In his 1935 poem, “Let America Be America Again,” Langston Hughes lists all the ways and all the people America has failed, but maintains hope that one day, the nation will make good on its promise to make everyone free and equal.
On November 2, less than a week before the most divisive election in modern memory, the Elma Lewis Center for Civic Engagement brought together a group of activists, educators, and community members to talk about what they hope “America Will Be.” The event, part of the Center’s #EmersonVotes initiative, was inspired by Hughes’s poem and the work of Elma Lewis ’43, a performer and educator who spent her life bringing art and opportunity to black children in Boston.

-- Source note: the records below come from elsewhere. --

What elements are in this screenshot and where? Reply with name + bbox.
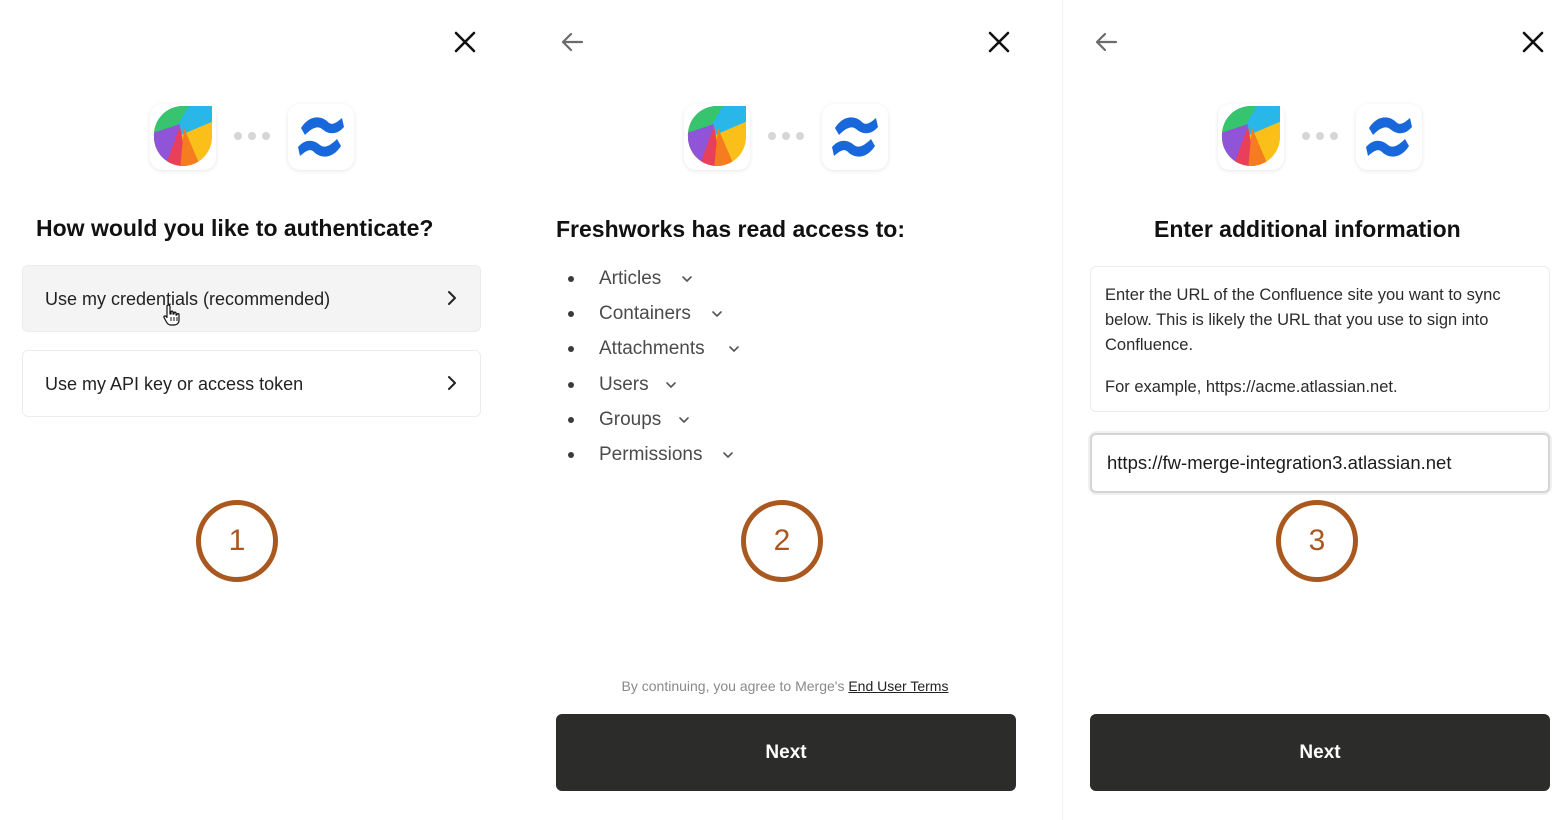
step-badge: 3	[1276, 500, 1358, 582]
chevron-down-icon	[664, 378, 678, 392]
additional-info-panel: Enter additional information Enter the U…	[1068, 0, 1564, 820]
permission-item-groups[interactable]: Groups	[556, 405, 776, 435]
integration-logos	[150, 104, 355, 172]
integration-logos	[684, 104, 889, 172]
arrow-left-icon[interactable]	[556, 26, 588, 58]
permission-label: Containers	[599, 303, 691, 324]
auth-method-panel: How would you like to authenticate? Use …	[0, 0, 522, 820]
freshworks-logo	[150, 104, 216, 170]
connection-dots	[768, 132, 806, 142]
option-label: Use my API key or access token	[45, 374, 304, 394]
bullet	[568, 417, 574, 423]
bullet	[568, 452, 574, 458]
page-title: Enter additional information	[1154, 216, 1461, 242]
chevron-down-icon	[680, 272, 694, 286]
instructions-box: Enter the URL of the Confluence site you…	[1090, 266, 1550, 412]
close-icon[interactable]	[449, 26, 481, 58]
chevron-down-icon	[710, 307, 724, 321]
connection-dots	[1302, 132, 1340, 142]
permission-label: Permissions	[599, 444, 703, 465]
permission-label: Articles	[599, 268, 662, 289]
page-title: How would you like to authenticate?	[36, 215, 434, 241]
permission-item-articles[interactable]: Articles	[556, 264, 776, 294]
confluence-logo	[1356, 104, 1422, 170]
permission-label: Attachments	[599, 338, 705, 359]
close-icon[interactable]	[983, 26, 1015, 58]
page-title: Freshworks has read access to:	[556, 216, 905, 242]
chevron-down-icon	[721, 448, 735, 462]
panel-divider	[1062, 0, 1063, 820]
arrow-left-icon[interactable]	[1090, 26, 1122, 58]
permission-item-attachments[interactable]: Attachments	[556, 334, 776, 364]
use-api-key-option[interactable]: Use my API key or access token	[22, 350, 481, 417]
terms-text: By continuing, you agree to Merge's	[621, 678, 849, 694]
confluence-logo	[822, 104, 888, 170]
step-badge: 2	[741, 500, 823, 582]
freshworks-logo	[1218, 104, 1284, 170]
bullet	[568, 311, 574, 317]
example-text: For example, https://acme.atlassian.net.	[1105, 378, 1398, 396]
permission-item-permissions[interactable]: Permissions	[556, 440, 776, 470]
connection-dots	[234, 132, 272, 142]
use-credentials-option[interactable]: Use my credentials (recommended)	[22, 265, 481, 332]
chevron-right-icon	[442, 288, 462, 308]
step-badge: 1	[196, 500, 278, 582]
hand-pointer-icon	[160, 302, 186, 328]
bullet	[568, 276, 574, 282]
integration-logos	[1218, 104, 1423, 172]
option-label: Use my credentials (recommended)	[45, 289, 331, 309]
chevron-down-icon	[727, 342, 741, 356]
next-button[interactable]: Next	[556, 714, 1016, 791]
confluence-logo	[288, 104, 354, 170]
chevron-down-icon	[677, 413, 691, 427]
end-user-terms-link[interactable]: End User Terms	[848, 678, 948, 694]
freshworks-logo	[684, 104, 750, 170]
chevron-right-icon	[442, 373, 462, 393]
bullet	[568, 346, 574, 352]
next-button[interactable]: Next	[1090, 714, 1550, 791]
permission-item-containers[interactable]: Containers	[556, 299, 776, 329]
terms-notice: By continuing, you agree to Merge's End …	[534, 678, 1036, 694]
instructions-text: Enter the URL of the Confluence site you…	[1105, 286, 1501, 354]
bullet	[568, 382, 574, 388]
permission-item-users[interactable]: Users	[556, 370, 776, 400]
close-icon[interactable]	[1517, 26, 1549, 58]
confluence-url-input[interactable]	[1090, 433, 1550, 493]
permissions-panel: Freshworks has read access to: Articles …	[534, 0, 1036, 820]
permission-label: Groups	[599, 409, 662, 430]
permission-label: Users	[599, 374, 649, 395]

“In the spirit of Ms. Lewis, we’re bringing folks together for a conversation about the critical issues of the day,” said Elma Lewis Center Executive Director Judy Pryor-Ramirez, who moderated the panel.
Panelist Dr. Nettrice Gaskins, director of the STEAM Lab at the Boston Arts Academy (BAA), said that as one of few women of color in her field, she has run into opposition and skepticism throughout her career, but she was “born a rebel” and uses that to push forward with her work.

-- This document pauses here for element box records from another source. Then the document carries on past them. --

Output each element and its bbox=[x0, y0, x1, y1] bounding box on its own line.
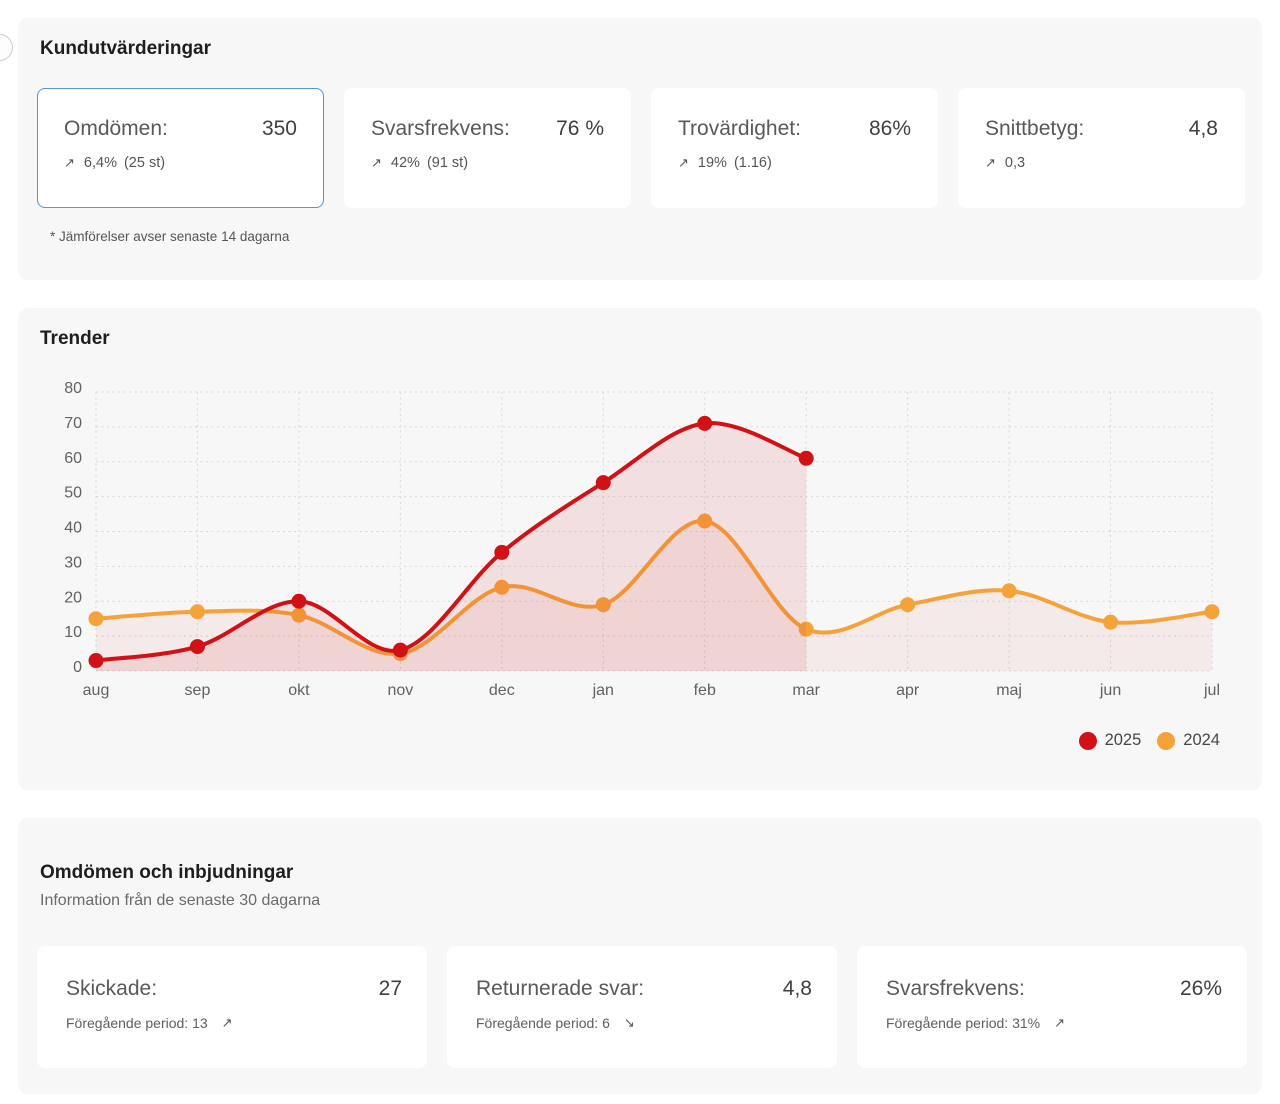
kpi-card-value: 76 % bbox=[556, 117, 604, 141]
kpi-card-trend-value: 0,3 bbox=[1005, 155, 1025, 171]
svg-text:80: 80 bbox=[64, 380, 82, 397]
svg-text:aug: aug bbox=[83, 682, 110, 699]
legend-item-2025[interactable]: 2025 bbox=[1079, 731, 1142, 750]
kpi-card-title-row: Trovärdighet: 86% bbox=[678, 117, 911, 141]
kpi-card-trovardighet[interactable]: Trovärdighet: 86% ↗ 19% (1.16) bbox=[651, 88, 938, 208]
trend-up-icon: ↗ bbox=[985, 156, 996, 171]
svg-text:nov: nov bbox=[387, 682, 413, 699]
kpi-card-trend-detail: (1.16) bbox=[734, 155, 772, 171]
kpi-card-snittbetyg[interactable]: Snittbetyg: 4,8 ↗ 0,3 bbox=[958, 88, 1245, 208]
invite-card-prev-row: Föregående period: 31% ↗ bbox=[886, 1015, 1222, 1031]
svg-text:jan: jan bbox=[592, 682, 614, 699]
kpi-section: Kundutvärderingar Omdömen: 350 ↗ 6,4% (2… bbox=[18, 18, 1262, 280]
kpi-card-trend-value: 19% bbox=[698, 155, 727, 171]
svg-text:10: 10 bbox=[64, 624, 82, 641]
trend-down-icon: ↘ bbox=[624, 1016, 635, 1031]
legend-dot-2025 bbox=[1079, 732, 1097, 750]
edge-button-fragment[interactable] bbox=[0, 34, 13, 61]
svg-text:50: 50 bbox=[64, 485, 82, 502]
invite-card-title-row: Svarsfrekvens: 26% bbox=[886, 977, 1222, 1001]
kpi-card-trend-row: ↗ 19% (1.16) bbox=[678, 155, 911, 171]
invite-card-prev-label: Föregående period: 31% bbox=[886, 1015, 1040, 1031]
svg-text:60: 60 bbox=[64, 450, 82, 467]
svg-text:40: 40 bbox=[64, 520, 82, 537]
invite-section: Omdömen och inbjudningar Information frå… bbox=[18, 818, 1262, 1094]
invite-card-label: Skickade: bbox=[66, 977, 157, 1001]
trend-up-icon: ↗ bbox=[64, 156, 75, 171]
svg-text:30: 30 bbox=[64, 554, 82, 571]
kpi-card-trend-detail: (91 st) bbox=[427, 155, 468, 171]
invite-card-value: 26% bbox=[1180, 977, 1222, 1001]
kpi-card-trend-row: ↗ 6,4% (25 st) bbox=[64, 155, 297, 171]
kpi-card-svarsfrekvens[interactable]: Svarsfrekvens: 76 % ↗ 42% (91 st) bbox=[344, 88, 631, 208]
invite-card-prev-row: Föregående period: 6 ↘ bbox=[476, 1015, 812, 1031]
kpi-card-label: Svarsfrekvens: bbox=[371, 117, 510, 141]
trend-line-chart: 0 10 20 30 40 50 60 70 80 aug sep okt nov dec jan feb ma… bbox=[18, 308, 1262, 790]
svg-text:dec: dec bbox=[489, 682, 515, 699]
svg-text:okt: okt bbox=[288, 682, 310, 699]
invite-card-title-row: Returnerade svar: 4,8 bbox=[476, 977, 812, 1001]
kpi-card-value: 4,8 bbox=[1189, 117, 1218, 141]
svg-text:sep: sep bbox=[185, 682, 211, 699]
svg-text:maj: maj bbox=[996, 682, 1022, 699]
svg-text:jul: jul bbox=[1203, 682, 1220, 699]
invite-card-prev-label: Föregående period: 13 bbox=[66, 1015, 208, 1031]
kpi-card-label: Snittbetyg: bbox=[985, 117, 1084, 141]
kpi-cards-row: Omdömen: 350 ↗ 6,4% (25 st) Svarsfrekven… bbox=[37, 88, 1245, 208]
kpi-card-label: Omdömen: bbox=[64, 117, 168, 141]
svg-text:70: 70 bbox=[64, 415, 82, 432]
trend-section: Trender 01020304050607080augsepoktnovdec… bbox=[18, 308, 1262, 790]
kpi-card-value: 350 bbox=[262, 117, 297, 141]
kpi-card-title-row: Snittbetyg: 4,8 bbox=[985, 117, 1218, 141]
kpi-card-label: Trovärdighet: bbox=[678, 117, 801, 141]
kpi-card-title-row: Svarsfrekvens: 76 % bbox=[371, 117, 604, 141]
invite-card-prev-label: Föregående period: 6 bbox=[476, 1015, 610, 1031]
invite-cards-row: Skickade: 27 Föregående period: 13 ↗ Ret… bbox=[37, 946, 1247, 1068]
kpi-section-title: Kundutvärderingar bbox=[40, 38, 211, 60]
kpi-card-trend-row: ↗ 0,3 bbox=[985, 155, 1218, 171]
invite-card-returnerade-svar: Returnerade svar: 4,8 Föregående period:… bbox=[447, 946, 837, 1068]
kpi-card-trend-detail: (25 st) bbox=[124, 155, 165, 171]
kpi-card-value: 86% bbox=[869, 117, 911, 141]
svg-text:apr: apr bbox=[896, 682, 920, 699]
invite-card-value: 4,8 bbox=[783, 977, 812, 1001]
trend-up-icon: ↗ bbox=[222, 1016, 233, 1031]
trend-up-icon: ↗ bbox=[1054, 1016, 1065, 1031]
svg-text:20: 20 bbox=[64, 589, 82, 606]
trend-up-icon: ↗ bbox=[371, 156, 382, 171]
legend-label: 2025 bbox=[1105, 731, 1142, 750]
svg-text:0: 0 bbox=[73, 659, 82, 676]
legend-item-2024[interactable]: 2024 bbox=[1157, 731, 1220, 750]
kpi-card-omdomen[interactable]: Omdömen: 350 ↗ 6,4% (25 st) bbox=[37, 88, 324, 208]
invite-card-svarsfrekvens: Svarsfrekvens: 26% Föregående period: 31… bbox=[857, 946, 1247, 1068]
svg-text:jun: jun bbox=[1099, 682, 1121, 699]
invite-card-skickade: Skickade: 27 Föregående period: 13 ↗ bbox=[37, 946, 427, 1068]
svg-text:feb: feb bbox=[694, 682, 716, 699]
kpi-card-trend-value: 6,4% bbox=[84, 155, 117, 171]
customer-ratings-dashboard: { "colors": { "section_bg": "#f7f7f7", "… bbox=[0, 0, 1280, 1104]
invite-card-value: 27 bbox=[379, 977, 402, 1001]
comparison-footnote: * Jämförelser avser senaste 14 dagarna bbox=[50, 229, 289, 244]
invite-card-label: Svarsfrekvens: bbox=[886, 977, 1025, 1001]
kpi-card-title-row: Omdömen: 350 bbox=[64, 117, 297, 141]
invite-section-subtitle: Information från de senaste 30 dagarna bbox=[40, 892, 320, 910]
trend-up-icon: ↗ bbox=[678, 156, 689, 171]
legend-dot-2024 bbox=[1157, 732, 1175, 750]
invite-card-title-row: Skickade: 27 bbox=[66, 977, 402, 1001]
kpi-card-trend-value: 42% bbox=[391, 155, 420, 171]
invite-card-prev-row: Föregående period: 13 ↗ bbox=[66, 1015, 402, 1031]
invite-card-label: Returnerade svar: bbox=[476, 977, 644, 1001]
svg-text:mar: mar bbox=[792, 682, 820, 699]
legend-label: 2024 bbox=[1183, 731, 1220, 750]
chart-legend: 2025 2024 bbox=[1079, 731, 1220, 750]
invite-section-title: Omdömen och inbjudningar bbox=[40, 862, 293, 884]
kpi-card-trend-row: ↗ 42% (91 st) bbox=[371, 155, 604, 171]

At BAA, an inclusive Boston public school, the STEAM Lab integrates art with STEM fields (science, technology, engineering, and math). When she first came to the school, none of the students had heard of President Obama’s Nation of Makers initiative, which empowers students to “create, innovate, tinker, and make their ideas and solutions into reality” through expanded resources.
Now, “by the time they’re graduating, not only will they have heard of [Nation of Makers], they will be making,” Gaskins said.
Similarly, through Press Pass TV (PPTV), panelist Darius Watford is enabling young people in low-income neighborhoods to express what’s important to them, empowering them to think critically about the media.
“There are things that are going on in the media that don’t necessarily speak the truth,” said Watford, who himself participated in PPTV when he was younger. “We’re building up these local journalists to tell the truth and making them media literate.”
Voices for All
Heather Watkins ’97, a disability advocate who has muscular dystrophy and a writer who created the Slow Walkers See More blog, works to advocate for people with disabilities and to “amplify our voices and raise our profiles.”
“Making people see disability as something to be socially accepted and not this big indictment,” she said. “A lot of the opposition I come up against is making people understand that disability is a lot larger than they ever thought about.”
For example, communities love to encourage people to “shop local,” she said, but local businesses often are inaccessible, forcing people with disabilities to shop online or at big box chains.
Sometimes, people refuse to acknowledge or comprehend that a person even has a disability, she said. But through her writing, Watkins said, she now has exposure to so many other advocates.
“That, for me, has really lifted the cap off my own potential and how I see myself…I am now able to inform public policy because of that,” she said.
Pryor-Ramirez wrapped things up by asking the panelists—and the audience—to fill in the blank: “America will be…”
“Inclusive of all abilities and accessible to all persons,” said Watkins.
“Progressive,” said Watford, explaining that we will need “to acknowledge we do live in a good nation and we’re blessed to have the rights and opportunities that we do in America, but acknowledge that we have faults that are built in systematically and socially that we still have to address.”
“Equitable,” said Gaskins. “Having an equal society means we’re thinking about who’s not in the room. And we’re thinking about who’s represented.”
Vice President for Diversity and Inclusion Sylvia Spears, who was in the audience, asked the panel, “How do we hold on to hope in a time when it feels so much is hopeless?”
Watson said it was important to “find power in a community” and reach out to those around you.
But Watkins sees a problem with the way we communicate (or don’t) with each other.
“People are listening to reply, but they’re not listening to understand,” she said.
There was optimism in the audience, however.
Sharon Dunn, professor emerita at Massachusetts College of Art and Design and coordinator of the school’s low-residency MFA program, said she thinks the country is on the verge of a positive transformation, thanks largely to millennials who seem more connected and motivated to change than previous generations. “I tell my art students, ‘This is the generation I’ve been waiting for,’” Dunn said.
Sabrina Saint-Louis, a student at Bunker Hill Community College, said we shouldn’t get discouraged. “We all know there’s a problem, and we all know that we need to do something,” Saint-Louis said. “We’re not sure what we need to do, but we know that we have to initiate it.”